Os povos indígenas mantêm “memória viva” sobre espécies nativas, ciclos ecológicos, manejo de plantas medicinais, fauna, polinização e sistemas agrícolas adaptados. Essas práticas ajudam a manter a diversidade biológica e restaurar ecossistemas.
Mulheres são mais vulneráveis às mudanças climáticas
Representando a ministra Márcia Lopes que foi chamada de última hora para um compromisso com o presidente Lula na ONU, a assessora especial do Ministério das Mulheres, Isis Taboas, destacou que a pauta climática será um dos eixos da 4ª Conferência Nacional das Mulheres, que acontecerá semana que vem em Brasília, com representantes de todo o país.
“Há uma desproporcional destes desastres na vida das mulheres, especialmente das indígenas, quilombolas e ribeirinhas. Aumenta o trabalho de cuidado, que é executado majoritariamente pelas mulheres, porque temos mais pessoas doentes, idosos, crianças que precisam dessa atenção”, ressalta a representante do poder público.

Isis trouxe ainda o registro de que a violência contra as mulheres aumenta de maneira significativa após os desastres e que isso deverá ser considerado em um protocolo de que vem sendo preparado para lançamento na COP30 de Belém. Os dados da análise realizada pela Women’s Earth Alliance também estimam que 80% das pessoas deslocadas por impactos climáticos sejam mulheres e meninas.

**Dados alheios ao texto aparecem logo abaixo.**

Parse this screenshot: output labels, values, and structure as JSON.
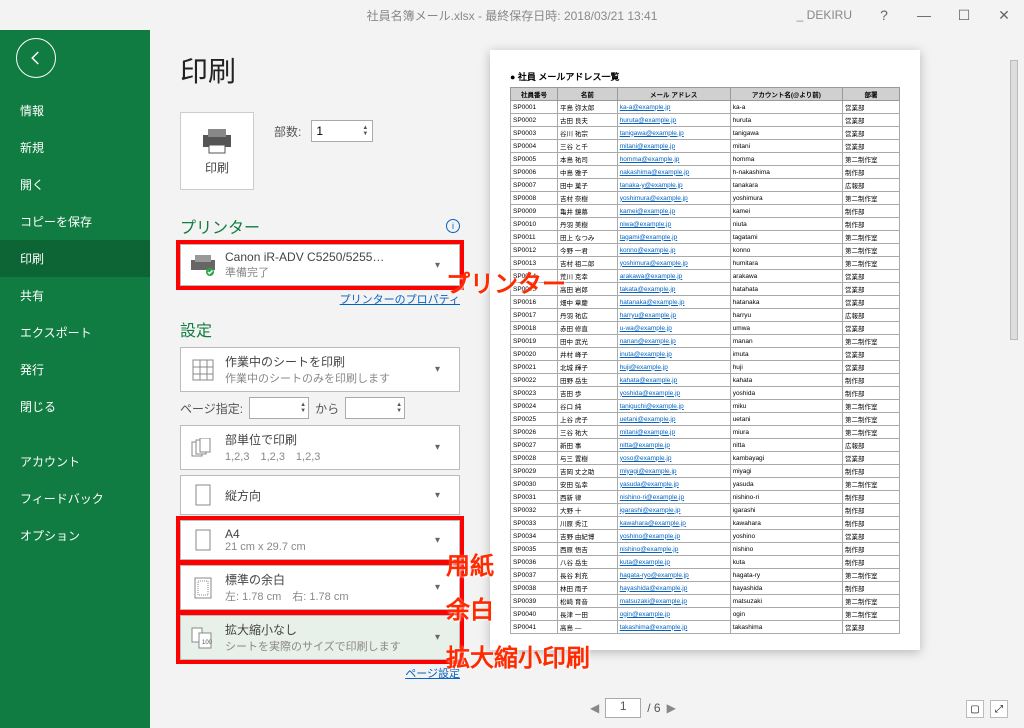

Para a presidente do Instituto Por Elas, a advogada Rizzia Froes, organizadora do painel, ter quem seja parceiro em causas que podem ser desconfortáveis é muito importante. “Se chegamos num espaço desse de poder, temos a obrigação moral de trazer outras mulheres. Hoje estamos sentados no PIB brasileiro em Nova York. Trazer um assunto polêmico para ser discutido com respeito é muito importante”, destacou.
Rizzia ainda lembrou que é preciso não deixar a empolgação do momento inicial apagar e fazer com que as propostas de avanço tornem-se realidade.